Холодные глаза ее метали молнии, но она не хотела доставить ему удовольствие и показать, что он возбуждает ее гнев. И она сдерживалась, готовая разразиться. Если бы она любила его, она могла бы убить его в подобном состоянии духа.
— Спасибо тебе за то, что ты обо мне вспомнил, — сказала она с горечью. — Неудивительно, что женщина из рода Муциев иногда забывает свои обязанности по отношению к Гиппию, отставному гладиатору. Патриций, может быть, смотрел бы на это благосклоннее, но я не имею права упрекать начальника бойцов за его плебейское происхождение и воспитание.
— Клянусь Геркулесом! Это уже слишком! — воскликнул он, выпрямляясь на своем ложе и скрежеща зубами от ярости. — Как? Ты упрекаешь меня за мое происхождение? Ты поносишь меня за то, что я не жеманюсь, не имею белых рук и слова не тянутся из моих уст, как мутное вино! Ты, изящная женщина, знаменитая красавица, уважаемая патрицианка, подъезд которой был вечно загроможден золочеными повозками, а лектика окружена всеми молодыми Нарциссами Рима, пошла искать своих любовников в амфитеатр! И там, осмотрев взглядом знатока формы, силу и ловкость обнаженных атлетов, ты не нашла ничего лучшего по своему вкусу, как старого Гиппия, измученного усталостью, грубого, резкого и хотя с виду самого невзрачного, но самого сильного…
Гроза медленно усиливалась, но Валерия изо всех сил сдерживала себя.
— Это действительно был странный вкус, — отвечала она, — и никто не может так дивиться этому, как я.
— Не столь странный, как ты думаешь! — вскричал он, немного противореча самому себе. — Не воображай, что ты была единственной матроной в Риме, которая гордилась вниманием гладиатора Гиппия. Я говорю тебе, что я мог бы выбирать из сотни благородных девиц и матрон, более красивых, чем ты, да и с лучшей славой. Любая из них сочла бы за счастье быть здесь, на твоем месте! Я напрасно беспокоился, переправляя тебя сюда, но мне думалось, что ты была более способна выдерживать трудности похода и меньше всех могла прожить без меня. Вот почему я избрал тебя — скорее из сострадания, чем по любви.

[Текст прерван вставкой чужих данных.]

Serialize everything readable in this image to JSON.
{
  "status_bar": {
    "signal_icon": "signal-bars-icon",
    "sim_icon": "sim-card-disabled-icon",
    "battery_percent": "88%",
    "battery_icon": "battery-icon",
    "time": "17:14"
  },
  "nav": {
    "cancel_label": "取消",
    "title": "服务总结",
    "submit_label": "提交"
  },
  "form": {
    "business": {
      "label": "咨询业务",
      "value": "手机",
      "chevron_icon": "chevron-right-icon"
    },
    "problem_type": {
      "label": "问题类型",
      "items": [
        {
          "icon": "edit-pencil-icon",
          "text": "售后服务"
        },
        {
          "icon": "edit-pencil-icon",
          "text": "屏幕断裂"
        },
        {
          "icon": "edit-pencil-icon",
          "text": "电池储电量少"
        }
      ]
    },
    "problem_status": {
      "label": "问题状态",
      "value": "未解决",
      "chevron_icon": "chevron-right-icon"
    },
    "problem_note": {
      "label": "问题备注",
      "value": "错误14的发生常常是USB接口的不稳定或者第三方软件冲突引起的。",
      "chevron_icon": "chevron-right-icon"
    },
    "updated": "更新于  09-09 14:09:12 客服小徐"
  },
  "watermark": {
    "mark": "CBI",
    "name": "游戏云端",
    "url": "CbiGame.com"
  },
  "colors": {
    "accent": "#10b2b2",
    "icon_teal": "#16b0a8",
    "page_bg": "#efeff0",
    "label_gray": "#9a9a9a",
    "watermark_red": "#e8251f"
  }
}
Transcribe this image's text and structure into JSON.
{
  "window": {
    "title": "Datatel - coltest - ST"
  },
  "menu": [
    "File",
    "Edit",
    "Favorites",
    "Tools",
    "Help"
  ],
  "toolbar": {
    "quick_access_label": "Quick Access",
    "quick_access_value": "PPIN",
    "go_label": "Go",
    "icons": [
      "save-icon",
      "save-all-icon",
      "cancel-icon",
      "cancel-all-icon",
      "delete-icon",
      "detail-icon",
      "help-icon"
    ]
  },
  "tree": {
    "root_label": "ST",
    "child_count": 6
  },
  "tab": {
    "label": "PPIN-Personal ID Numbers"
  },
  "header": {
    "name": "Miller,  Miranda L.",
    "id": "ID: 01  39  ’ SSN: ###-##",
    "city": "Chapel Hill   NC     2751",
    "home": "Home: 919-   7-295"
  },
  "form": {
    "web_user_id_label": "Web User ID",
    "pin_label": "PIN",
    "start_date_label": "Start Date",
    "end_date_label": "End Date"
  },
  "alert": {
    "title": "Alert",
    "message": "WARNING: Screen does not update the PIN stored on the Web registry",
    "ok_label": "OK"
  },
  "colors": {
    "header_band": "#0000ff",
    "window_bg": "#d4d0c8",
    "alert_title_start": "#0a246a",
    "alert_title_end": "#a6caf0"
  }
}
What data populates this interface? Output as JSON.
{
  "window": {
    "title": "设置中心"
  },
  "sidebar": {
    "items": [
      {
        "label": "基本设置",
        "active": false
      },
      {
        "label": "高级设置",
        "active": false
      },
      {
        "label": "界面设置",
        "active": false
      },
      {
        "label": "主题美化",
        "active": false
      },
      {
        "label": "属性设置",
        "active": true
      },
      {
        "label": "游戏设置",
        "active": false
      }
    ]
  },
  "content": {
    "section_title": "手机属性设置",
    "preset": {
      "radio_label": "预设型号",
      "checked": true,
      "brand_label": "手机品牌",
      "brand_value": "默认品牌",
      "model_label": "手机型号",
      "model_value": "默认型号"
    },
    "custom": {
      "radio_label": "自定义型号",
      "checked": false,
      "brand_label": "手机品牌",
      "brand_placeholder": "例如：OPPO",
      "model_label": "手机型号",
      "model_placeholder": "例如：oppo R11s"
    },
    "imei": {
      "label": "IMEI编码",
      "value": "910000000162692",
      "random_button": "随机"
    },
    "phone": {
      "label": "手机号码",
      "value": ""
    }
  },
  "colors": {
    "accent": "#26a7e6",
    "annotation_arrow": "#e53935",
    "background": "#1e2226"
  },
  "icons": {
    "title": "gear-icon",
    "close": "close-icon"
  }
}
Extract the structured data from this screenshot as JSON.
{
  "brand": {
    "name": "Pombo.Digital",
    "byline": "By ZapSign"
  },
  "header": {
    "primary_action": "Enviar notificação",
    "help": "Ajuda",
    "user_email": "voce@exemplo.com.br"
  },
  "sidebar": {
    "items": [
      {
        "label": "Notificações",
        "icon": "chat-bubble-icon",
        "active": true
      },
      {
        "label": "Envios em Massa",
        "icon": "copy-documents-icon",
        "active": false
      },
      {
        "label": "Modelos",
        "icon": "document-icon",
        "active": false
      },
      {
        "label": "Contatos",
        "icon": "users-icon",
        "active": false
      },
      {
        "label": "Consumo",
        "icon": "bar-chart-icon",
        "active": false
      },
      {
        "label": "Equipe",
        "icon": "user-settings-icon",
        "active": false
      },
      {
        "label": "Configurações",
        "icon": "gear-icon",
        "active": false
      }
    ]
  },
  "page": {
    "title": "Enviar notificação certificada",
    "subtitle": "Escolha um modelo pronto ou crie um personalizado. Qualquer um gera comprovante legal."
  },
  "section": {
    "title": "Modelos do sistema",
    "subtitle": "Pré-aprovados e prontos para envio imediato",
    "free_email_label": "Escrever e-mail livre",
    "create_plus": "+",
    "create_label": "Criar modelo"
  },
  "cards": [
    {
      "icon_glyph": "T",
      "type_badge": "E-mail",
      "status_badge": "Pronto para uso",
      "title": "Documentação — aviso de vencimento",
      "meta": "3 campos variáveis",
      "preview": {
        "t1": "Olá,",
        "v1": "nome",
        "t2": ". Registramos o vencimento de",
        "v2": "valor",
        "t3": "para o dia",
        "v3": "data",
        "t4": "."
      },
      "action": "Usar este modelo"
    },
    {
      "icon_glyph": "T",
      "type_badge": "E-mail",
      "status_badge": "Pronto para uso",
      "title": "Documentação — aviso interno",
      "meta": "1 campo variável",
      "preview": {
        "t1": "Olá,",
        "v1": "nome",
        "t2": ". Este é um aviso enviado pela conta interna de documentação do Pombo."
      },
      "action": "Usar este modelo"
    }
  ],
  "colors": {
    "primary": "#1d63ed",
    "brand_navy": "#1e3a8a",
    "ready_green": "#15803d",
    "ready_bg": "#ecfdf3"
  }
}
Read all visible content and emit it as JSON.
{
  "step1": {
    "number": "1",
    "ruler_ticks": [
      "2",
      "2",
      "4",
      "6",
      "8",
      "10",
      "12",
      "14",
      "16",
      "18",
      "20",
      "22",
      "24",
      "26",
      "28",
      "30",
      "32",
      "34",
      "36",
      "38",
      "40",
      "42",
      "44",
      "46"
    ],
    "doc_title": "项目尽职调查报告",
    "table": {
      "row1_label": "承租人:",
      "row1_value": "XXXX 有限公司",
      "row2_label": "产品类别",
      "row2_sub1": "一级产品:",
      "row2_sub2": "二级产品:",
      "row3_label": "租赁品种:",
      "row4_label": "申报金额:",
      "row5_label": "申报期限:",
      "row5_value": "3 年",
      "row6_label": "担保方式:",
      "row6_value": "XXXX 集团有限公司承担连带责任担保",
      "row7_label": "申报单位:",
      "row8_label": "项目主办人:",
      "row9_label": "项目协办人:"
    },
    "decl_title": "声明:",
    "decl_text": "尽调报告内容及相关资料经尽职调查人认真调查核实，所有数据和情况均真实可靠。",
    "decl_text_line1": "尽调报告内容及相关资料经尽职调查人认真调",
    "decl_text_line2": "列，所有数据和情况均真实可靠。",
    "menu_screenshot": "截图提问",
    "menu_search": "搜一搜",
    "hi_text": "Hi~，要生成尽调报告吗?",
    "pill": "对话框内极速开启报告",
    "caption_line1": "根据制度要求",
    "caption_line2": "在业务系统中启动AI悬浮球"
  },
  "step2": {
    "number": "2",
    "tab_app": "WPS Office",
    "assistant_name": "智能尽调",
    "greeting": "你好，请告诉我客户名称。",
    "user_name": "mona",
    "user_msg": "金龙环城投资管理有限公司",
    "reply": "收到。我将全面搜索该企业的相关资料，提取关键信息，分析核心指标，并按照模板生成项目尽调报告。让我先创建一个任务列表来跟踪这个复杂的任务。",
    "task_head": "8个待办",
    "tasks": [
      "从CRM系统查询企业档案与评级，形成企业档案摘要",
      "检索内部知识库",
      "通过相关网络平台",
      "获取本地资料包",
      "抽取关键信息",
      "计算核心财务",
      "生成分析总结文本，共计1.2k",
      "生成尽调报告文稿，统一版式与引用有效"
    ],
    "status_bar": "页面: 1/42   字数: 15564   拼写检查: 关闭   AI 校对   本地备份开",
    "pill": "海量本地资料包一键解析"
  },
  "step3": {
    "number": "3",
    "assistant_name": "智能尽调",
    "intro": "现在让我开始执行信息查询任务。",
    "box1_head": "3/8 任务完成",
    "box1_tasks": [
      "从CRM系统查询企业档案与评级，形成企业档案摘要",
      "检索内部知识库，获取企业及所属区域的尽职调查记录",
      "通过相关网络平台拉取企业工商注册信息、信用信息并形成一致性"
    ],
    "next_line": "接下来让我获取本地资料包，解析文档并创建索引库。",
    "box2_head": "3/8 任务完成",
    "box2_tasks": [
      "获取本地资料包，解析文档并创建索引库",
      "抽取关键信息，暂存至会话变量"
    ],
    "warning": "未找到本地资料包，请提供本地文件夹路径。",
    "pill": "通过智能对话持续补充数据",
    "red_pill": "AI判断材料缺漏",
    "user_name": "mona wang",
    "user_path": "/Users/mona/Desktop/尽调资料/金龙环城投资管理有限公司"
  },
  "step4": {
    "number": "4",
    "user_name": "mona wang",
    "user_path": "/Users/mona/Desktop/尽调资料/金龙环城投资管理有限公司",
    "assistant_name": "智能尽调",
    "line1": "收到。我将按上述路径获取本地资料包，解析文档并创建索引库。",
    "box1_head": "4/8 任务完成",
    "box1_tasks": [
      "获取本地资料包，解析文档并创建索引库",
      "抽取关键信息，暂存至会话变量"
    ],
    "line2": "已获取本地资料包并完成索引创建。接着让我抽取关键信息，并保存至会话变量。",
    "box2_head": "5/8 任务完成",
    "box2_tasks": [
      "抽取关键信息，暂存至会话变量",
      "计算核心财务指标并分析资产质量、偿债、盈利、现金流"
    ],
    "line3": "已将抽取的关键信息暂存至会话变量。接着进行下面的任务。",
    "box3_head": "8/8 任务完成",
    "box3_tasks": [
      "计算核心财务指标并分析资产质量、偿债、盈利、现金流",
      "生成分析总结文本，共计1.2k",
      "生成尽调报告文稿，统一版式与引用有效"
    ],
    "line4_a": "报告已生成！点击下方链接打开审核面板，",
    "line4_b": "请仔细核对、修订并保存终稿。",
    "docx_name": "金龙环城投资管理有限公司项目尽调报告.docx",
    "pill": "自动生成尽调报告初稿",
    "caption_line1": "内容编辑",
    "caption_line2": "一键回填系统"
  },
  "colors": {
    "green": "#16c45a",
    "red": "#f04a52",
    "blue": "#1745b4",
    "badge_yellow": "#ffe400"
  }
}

— Наглец! — прошептала она сквозь зубы. — Изменник и негодяй! Наконец-то мне нужно сказать тебе всю правду и открыть тайну, которую я скрывала от тебя все время! Одна только эта тайна не дала мне пасть под тяжестью этих печальных дней, с их ежеминутными унижениями; она была для меня болезнью и лекарством, раной и бальзамом, самым беспощадным наказанием и самым отрадным утешением. Узнай же, если тебе этого хочется! Неужели ты думаешь, что когда-нибудь такая женщина, как я, могла любить подобного тебе человека? Неужели ты можешь думать, что когда-нибудь ты был для Валерии чем-нибудь другим, а не рукоятью кинжала, не ручкой дротика или тетивой лука, с помощью которых она могла бы нанести тяжкую рану сердцу другого? Слушай, когда ты домогался моей любви, я считала себя женщиной отвергнутой, опозоренной, отчаявшейся. Я любила того, кто был благороднее, прекраснее, лучше тебя. Ты гордишься своей неукротимой отвагой и зверской силой, а он был вдвое сильнее и в тысячу раз отважнее самого храброго из вас. Я любила его, — слышишь ли ты, — как никто никогда не любил мужчину, с полным и всецелым самоотречением, я жаждала только одного — беззаветного самопожертвования, а он пренебрег мной — не так, как ты, с грубой и зверской откровенностью, наполовину уменьшающей горе, — нет, с такой добротой, нежностью и благородством, что он стал еще дороже моему сердцу, когда я рвалась к нему, а он удалялся от меня. Я избрала тебя, потому что он пренебрег мной, как избрала бы какого-нибудь из своих либурийцев, если б знала, что, делая так, я могла бы глубже оскорбить его или заставить меня более ненавидеть. Ты учитель бойцов, я это знаю. Ты хвалишься своим талантом защищаться и увертываться, наносить удары и принимать их и с одного взгляда верно судить о слабых и сильных сторонах противника. Обидела ли я тебя чем-нибудь? Ты считал себя любовником знатной и благородной матроны, предметом ее прихоти, любимцем, которому она не отказывала ни в чем, даже в своем добром имени, а между тем она все время смотрела на тебя как на простой прут, каким можно побить раба. Слышишь ли ты, раба! Да, тот, кого я предпочла тебе и толпе людей, лучше тебя, кого я так страстно любила и еще безумно люблю и теперь, — не кто иной, как твой ученик Эска, варвар, раб!